During the MySQL Connect @ Open World, Oracle has announced the release of MySQL Enterprise Monitor 3.0.
I’ve had the chance to propose a POC on MEM 3.0 to a customer currently relying on MEM 2.3, so we set up a VM to make some tests on it. I want to share my very first experience with it.
The binaries you can download from edelivery belong to the “base” 3.0.2 version. But the release 3.0.3 is available since November 1st: in order to get it you must download two patchsets from the My Oracle Support. (Patches & Updates).
- Patch 17721950: MySQL Enterprise Monitor Service Manager 3.0.3 for Linux x86 (64-bit)
- Patch 17721960: MySQL Enterprise Monitor Agent 3.0.3 for Linux x86 (64-bit)
So, as it is for Oracle RDBMS, now the new versions are released as patchsets that can be installed from scratch.
The installation of the new product is as straightforward as it was for the previous release.

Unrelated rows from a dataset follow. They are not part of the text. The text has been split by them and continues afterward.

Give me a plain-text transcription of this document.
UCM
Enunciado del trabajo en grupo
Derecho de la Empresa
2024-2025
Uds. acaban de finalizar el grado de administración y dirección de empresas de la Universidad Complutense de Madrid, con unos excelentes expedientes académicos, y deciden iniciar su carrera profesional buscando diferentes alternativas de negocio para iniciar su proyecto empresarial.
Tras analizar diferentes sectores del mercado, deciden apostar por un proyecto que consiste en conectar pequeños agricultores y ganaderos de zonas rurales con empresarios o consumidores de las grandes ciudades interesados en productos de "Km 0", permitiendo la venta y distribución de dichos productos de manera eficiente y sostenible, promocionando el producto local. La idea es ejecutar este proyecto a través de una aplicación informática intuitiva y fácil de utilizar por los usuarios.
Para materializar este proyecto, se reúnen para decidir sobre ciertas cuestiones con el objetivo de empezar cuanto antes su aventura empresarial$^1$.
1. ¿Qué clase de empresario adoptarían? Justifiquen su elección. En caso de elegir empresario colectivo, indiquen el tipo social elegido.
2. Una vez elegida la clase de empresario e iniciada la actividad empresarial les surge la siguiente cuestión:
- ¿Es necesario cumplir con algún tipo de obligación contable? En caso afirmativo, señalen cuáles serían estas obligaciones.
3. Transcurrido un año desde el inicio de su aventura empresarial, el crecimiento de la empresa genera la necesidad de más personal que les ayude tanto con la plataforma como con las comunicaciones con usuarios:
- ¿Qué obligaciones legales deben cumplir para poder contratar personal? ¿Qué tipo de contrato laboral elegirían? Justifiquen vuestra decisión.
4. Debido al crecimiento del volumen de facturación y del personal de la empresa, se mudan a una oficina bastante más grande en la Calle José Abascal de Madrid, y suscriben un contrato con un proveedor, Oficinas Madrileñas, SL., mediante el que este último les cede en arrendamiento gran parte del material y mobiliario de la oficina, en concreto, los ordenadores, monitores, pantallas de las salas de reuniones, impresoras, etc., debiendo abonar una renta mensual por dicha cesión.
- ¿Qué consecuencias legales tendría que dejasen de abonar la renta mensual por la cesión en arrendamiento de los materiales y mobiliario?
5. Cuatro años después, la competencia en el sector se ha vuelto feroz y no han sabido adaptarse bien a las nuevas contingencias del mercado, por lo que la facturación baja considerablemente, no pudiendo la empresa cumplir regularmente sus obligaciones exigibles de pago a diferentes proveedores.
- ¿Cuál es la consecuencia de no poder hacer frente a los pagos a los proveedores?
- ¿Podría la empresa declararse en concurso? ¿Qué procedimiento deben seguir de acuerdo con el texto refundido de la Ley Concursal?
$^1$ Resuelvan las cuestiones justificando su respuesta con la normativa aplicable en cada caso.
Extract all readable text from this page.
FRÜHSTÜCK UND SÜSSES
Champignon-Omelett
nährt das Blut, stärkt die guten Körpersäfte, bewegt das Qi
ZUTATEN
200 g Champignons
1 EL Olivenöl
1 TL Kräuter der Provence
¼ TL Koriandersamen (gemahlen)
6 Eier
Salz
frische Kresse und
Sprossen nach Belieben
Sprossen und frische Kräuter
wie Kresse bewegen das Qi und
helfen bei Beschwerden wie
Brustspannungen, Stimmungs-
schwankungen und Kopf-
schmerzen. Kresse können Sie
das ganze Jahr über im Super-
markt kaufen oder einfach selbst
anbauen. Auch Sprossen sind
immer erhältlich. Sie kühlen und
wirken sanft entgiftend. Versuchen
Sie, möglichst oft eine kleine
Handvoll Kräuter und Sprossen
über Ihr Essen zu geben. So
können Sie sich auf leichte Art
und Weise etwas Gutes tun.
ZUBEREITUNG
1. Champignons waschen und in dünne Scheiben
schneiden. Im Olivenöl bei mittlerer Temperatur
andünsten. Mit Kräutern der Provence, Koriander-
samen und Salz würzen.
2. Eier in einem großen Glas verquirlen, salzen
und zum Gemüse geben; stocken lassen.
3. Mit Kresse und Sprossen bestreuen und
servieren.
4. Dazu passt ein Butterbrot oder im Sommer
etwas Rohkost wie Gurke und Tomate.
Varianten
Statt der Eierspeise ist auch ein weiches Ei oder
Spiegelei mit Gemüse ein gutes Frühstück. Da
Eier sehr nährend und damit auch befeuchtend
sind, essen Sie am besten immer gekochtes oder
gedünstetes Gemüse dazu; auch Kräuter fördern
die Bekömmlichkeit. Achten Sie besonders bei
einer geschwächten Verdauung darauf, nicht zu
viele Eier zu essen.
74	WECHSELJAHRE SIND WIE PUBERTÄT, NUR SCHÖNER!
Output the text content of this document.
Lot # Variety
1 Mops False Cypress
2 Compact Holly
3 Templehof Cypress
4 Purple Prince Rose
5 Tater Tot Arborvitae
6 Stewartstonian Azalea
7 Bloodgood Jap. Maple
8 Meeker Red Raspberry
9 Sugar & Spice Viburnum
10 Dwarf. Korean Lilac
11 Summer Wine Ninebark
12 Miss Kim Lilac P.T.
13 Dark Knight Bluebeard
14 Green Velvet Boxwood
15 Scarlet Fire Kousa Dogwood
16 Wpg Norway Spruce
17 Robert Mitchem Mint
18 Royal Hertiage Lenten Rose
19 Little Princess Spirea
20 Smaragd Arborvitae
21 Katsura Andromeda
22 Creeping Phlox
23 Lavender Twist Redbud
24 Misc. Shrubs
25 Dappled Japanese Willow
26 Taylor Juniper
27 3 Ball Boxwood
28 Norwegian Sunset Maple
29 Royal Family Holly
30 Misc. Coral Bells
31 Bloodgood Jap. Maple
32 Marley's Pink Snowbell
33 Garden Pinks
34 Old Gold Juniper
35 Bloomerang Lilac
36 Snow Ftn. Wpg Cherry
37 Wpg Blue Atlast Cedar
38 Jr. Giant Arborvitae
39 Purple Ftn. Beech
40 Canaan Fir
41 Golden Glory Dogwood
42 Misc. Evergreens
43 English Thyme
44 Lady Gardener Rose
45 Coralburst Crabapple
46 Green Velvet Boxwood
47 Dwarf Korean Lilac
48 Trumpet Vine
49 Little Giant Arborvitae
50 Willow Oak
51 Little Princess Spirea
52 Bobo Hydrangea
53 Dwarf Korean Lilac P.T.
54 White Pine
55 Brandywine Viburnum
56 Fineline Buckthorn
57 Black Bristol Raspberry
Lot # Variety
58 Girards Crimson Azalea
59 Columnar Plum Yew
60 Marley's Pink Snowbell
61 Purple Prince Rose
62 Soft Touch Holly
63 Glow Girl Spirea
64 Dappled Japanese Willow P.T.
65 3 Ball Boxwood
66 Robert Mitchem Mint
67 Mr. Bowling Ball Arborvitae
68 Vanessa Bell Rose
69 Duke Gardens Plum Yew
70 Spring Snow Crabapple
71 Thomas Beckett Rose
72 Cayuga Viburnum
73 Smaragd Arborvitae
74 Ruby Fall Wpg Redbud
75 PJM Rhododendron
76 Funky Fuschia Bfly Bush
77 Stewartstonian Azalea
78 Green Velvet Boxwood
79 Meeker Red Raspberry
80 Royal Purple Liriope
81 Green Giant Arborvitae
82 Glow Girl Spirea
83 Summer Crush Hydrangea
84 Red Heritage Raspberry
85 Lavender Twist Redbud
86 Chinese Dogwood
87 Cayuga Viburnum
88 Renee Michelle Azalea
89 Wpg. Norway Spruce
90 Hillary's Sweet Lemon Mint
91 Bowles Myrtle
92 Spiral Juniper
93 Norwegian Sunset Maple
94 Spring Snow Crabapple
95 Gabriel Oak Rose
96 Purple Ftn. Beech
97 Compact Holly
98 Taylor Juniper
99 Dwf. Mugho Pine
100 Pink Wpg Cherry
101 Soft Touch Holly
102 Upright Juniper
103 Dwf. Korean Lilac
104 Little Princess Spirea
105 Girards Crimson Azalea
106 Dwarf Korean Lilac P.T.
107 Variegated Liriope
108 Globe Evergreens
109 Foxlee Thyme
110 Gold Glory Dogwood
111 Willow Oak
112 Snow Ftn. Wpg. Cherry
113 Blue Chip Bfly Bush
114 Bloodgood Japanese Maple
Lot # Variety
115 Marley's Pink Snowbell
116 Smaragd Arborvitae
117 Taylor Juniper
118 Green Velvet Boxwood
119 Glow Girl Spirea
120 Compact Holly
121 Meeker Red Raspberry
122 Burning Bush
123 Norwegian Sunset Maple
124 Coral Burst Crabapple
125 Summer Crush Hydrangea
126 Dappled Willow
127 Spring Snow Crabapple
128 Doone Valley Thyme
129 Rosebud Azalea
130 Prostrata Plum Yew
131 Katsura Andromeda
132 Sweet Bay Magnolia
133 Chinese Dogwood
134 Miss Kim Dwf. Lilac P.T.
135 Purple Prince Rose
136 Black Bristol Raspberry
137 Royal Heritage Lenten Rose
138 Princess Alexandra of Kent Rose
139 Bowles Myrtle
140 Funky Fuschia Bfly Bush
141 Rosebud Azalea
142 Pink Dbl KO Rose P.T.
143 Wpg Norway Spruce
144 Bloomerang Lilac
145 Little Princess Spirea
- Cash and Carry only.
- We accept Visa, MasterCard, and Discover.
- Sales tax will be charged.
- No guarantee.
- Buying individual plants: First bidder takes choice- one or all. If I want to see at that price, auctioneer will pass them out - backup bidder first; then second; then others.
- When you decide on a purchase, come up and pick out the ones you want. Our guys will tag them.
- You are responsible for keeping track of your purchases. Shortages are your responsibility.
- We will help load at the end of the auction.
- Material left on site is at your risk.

You can still choose between using an existent MySQL database or a new one created my the installer. The installation steps have not changed at all, so I won’t list them here.
If you’re new to MEM installations, just refer to the official documentation.
MEM3 comes with a new graphic vest, definitely more “Oracle style” and eye-candy. Globally I have to say that the experience is really improved. The overview page resumes well the overall availability, workload and alerts.
The new graph browser allows to choose the correspondent object from the left tree-view pane. You can see from the screenshot that now the agent collects data from the system and regroup the items differently, e.g. the filesystems are now separated objects belonging to the server.
New agent behavior
The new MySQL Enterprise Agent brings some benefits comparing to the old one. Now a single agent installation can monitor all database instances on the server and actively discover new ones.
When a new instance is discovered is not monitored by default: an event is raised so you can create an handle that sends you an email that reminds to enable the monitoring for that instance.
The Query Analyzer is now active by default for instances that have the performance_schema enabled.
Many new graphs are displayed by default providing great information on database statistics trends.
The Event Handling is simpler to manage IMO, but the only choices are still sending an email and/or an SNMP trap. I regret that it’s still impossible to take actions like hooking shell scripts or send WS calls.
The other functionalities are still present and basically unchanged.
Oracle have done a very good job in restyling everything. The new Enterprise Monitor dashboard is really responsive and I haven’t found bugs so far. But I have to say that there is still a lack of features that would make it really “enterprise ready”, such as a plugin mechanism that would allow to interact directly with common event management softwares like EM12c, Tivoli, Remedy or CA SM without relying on SNMP only. Also, it would be great to run actions directly when an event raises.